Complete step by step answer:
On moving down the group, number of shells increases in an atom and due to this increase in the number of shells, atomic size increases. Also on moving down the group, effective nuclear charge between the nucleus and the outermost shell starts decreasing due to which the atomic size increases.

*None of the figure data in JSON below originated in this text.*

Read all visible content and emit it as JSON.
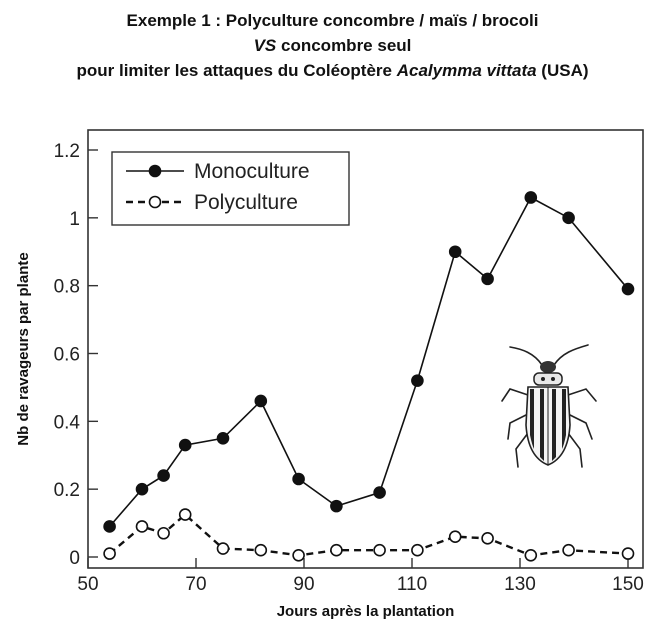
{
  "header": {
    "line1": "Exemple 1 : Polyculture concombre / maïs / brocoli",
    "line2_italic": "VS",
    "line2_rest": " concombre seul",
    "line3_start": "pour limiter les attaques du Coléoptère ",
    "line3_italic": "Acalymma vittata",
    "line3_end": " (USA)"
  },
  "chart_data": {
    "type": "line",
    "xlabel": "Jours après la plantation",
    "ylabel": "Nb de ravageurs par plante",
    "xlim": [
      50,
      152
    ],
    "ylim": [
      0,
      1.2
    ],
    "xticks": [
      50,
      70,
      90,
      110,
      130,
      150
    ],
    "yticks": [
      0,
      0.2,
      0.4,
      0.6,
      0.8,
      1,
      1.2
    ],
    "ytick_labels": [
      "0",
      "0.2",
      "0.4",
      "0.6",
      "0.8",
      "1",
      "1.2"
    ],
    "grid": false,
    "legend_position": "top-left",
    "series": [
      {
        "name": "Monoculture",
        "style": "solid",
        "marker": "filled-circle",
        "x": [
          54,
          60,
          64,
          68,
          75,
          82,
          89,
          96,
          104,
          111,
          118,
          124,
          132,
          139,
          150
        ],
        "y": [
          0.09,
          0.2,
          0.24,
          0.33,
          0.35,
          0.46,
          0.23,
          0.15,
          0.19,
          0.52,
          0.9,
          0.82,
          1.06,
          1.0,
          0.79
        ]
      },
      {
        "name": "Polyculture",
        "style": "dashed",
        "marker": "open-circle",
        "x": [
          54,
          60,
          64,
          68,
          75,
          82,
          89,
          96,
          104,
          111,
          118,
          124,
          132,
          139,
          150
        ],
        "y": [
          0.01,
          0.09,
          0.07,
          0.125,
          0.025,
          0.02,
          0.005,
          0.02,
          0.02,
          0.02,
          0.06,
          0.055,
          0.005,
          0.02,
          0.01
        ]
      }
    ]
  },
  "colors": {
    "line": "#111111",
    "axis": "#333333",
    "beetle_stripe": "#222222"
  },
  "illustration": {
    "icon": "beetle-icon"
  }
}
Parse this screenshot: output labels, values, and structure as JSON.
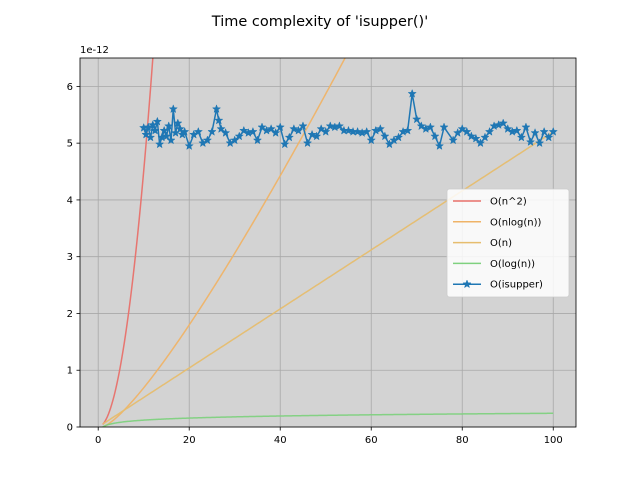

Let us understand this by writing the electronic configuration of the elements given is as follows:
Li: $1{{\text{s}}^{\text{2}}}\;{\text{2}}{{\text{s}}^{\text{1}}}$
Na: $1{{\text{s}}^{\text{2}}}\;{\text{2}}{{\text{s}}^2}\;{\text{2}}{{\text{p}}^{\text{6}}}\;{\text{3}}{{\text{s}}^{\text{1}}}$
K: ${\text{1}}{{\text{s}}^{\text{2}}}\;{\text{2}}{{\text{s}}^{\text{2}}}\;{\text{2}}{{\text{p}}^{\text{6}}}\;{\text{3}}{{\text{s}}^{\text{2}}}\;{\text{3}}{{\text{p}}^{\text{6}}}\;{\text{4}}{{\text{s}}^{\text{1}}}$
Rb: ${\text{1}}{{\text{s}}^{\text{2}}}\;{\text{2}}{{\text{s}}^{\text{2}}}\;{\text{2}}{{\text{p}}^{\text{6}}}\;{\text{3}}{{\text{s}}^{\text{2}}}\;{\text{3}}{{\text{p}}^{\text{6}}}\;{\text{3}}{{\text{d}}^{{\text{10}}}}\;{\text{4}}{{\text{s}}^{\text{2}}}\;{\text{4}}{{\text{p}}^{\text{6}}}\;{\text{4}}{{\text{d}}^{{\text{10}}}}\;{\text{5}}{{\text{s}}^{\text{2}}}\;{\text{5}}{{\text{p}}^{\text{6}}}\;{\text{6}}{{\text{s}}^{\text{1}}}$
As we can see from the electronic configuration that the Li, Na, K and Cs belongs to the same group as the outer shell electron configurations are same i.e. ${\text{n}}{{\text{s}}^1}$. From the electronic configuration, we can conclude that the number of shells is increasing on moving down the group due to which atomic radius of the atom increases.
Therefore the correct order for the smallest to largest atomic radius will be ${\text{Li}} < {\text{Na}} < {\text{K}} < {\text{Rb}}$. So, the correct option is (A).

So, the correct answer is Option A.

Note: We need to remember that the atomic radius decreases on moving left to right in a period of periodic table because in period electrons are filled in the same shell. Therefore, they are not able to screen each other and thus the nuclear charge as well as the effective nuclear charge increases, which decrease the radius.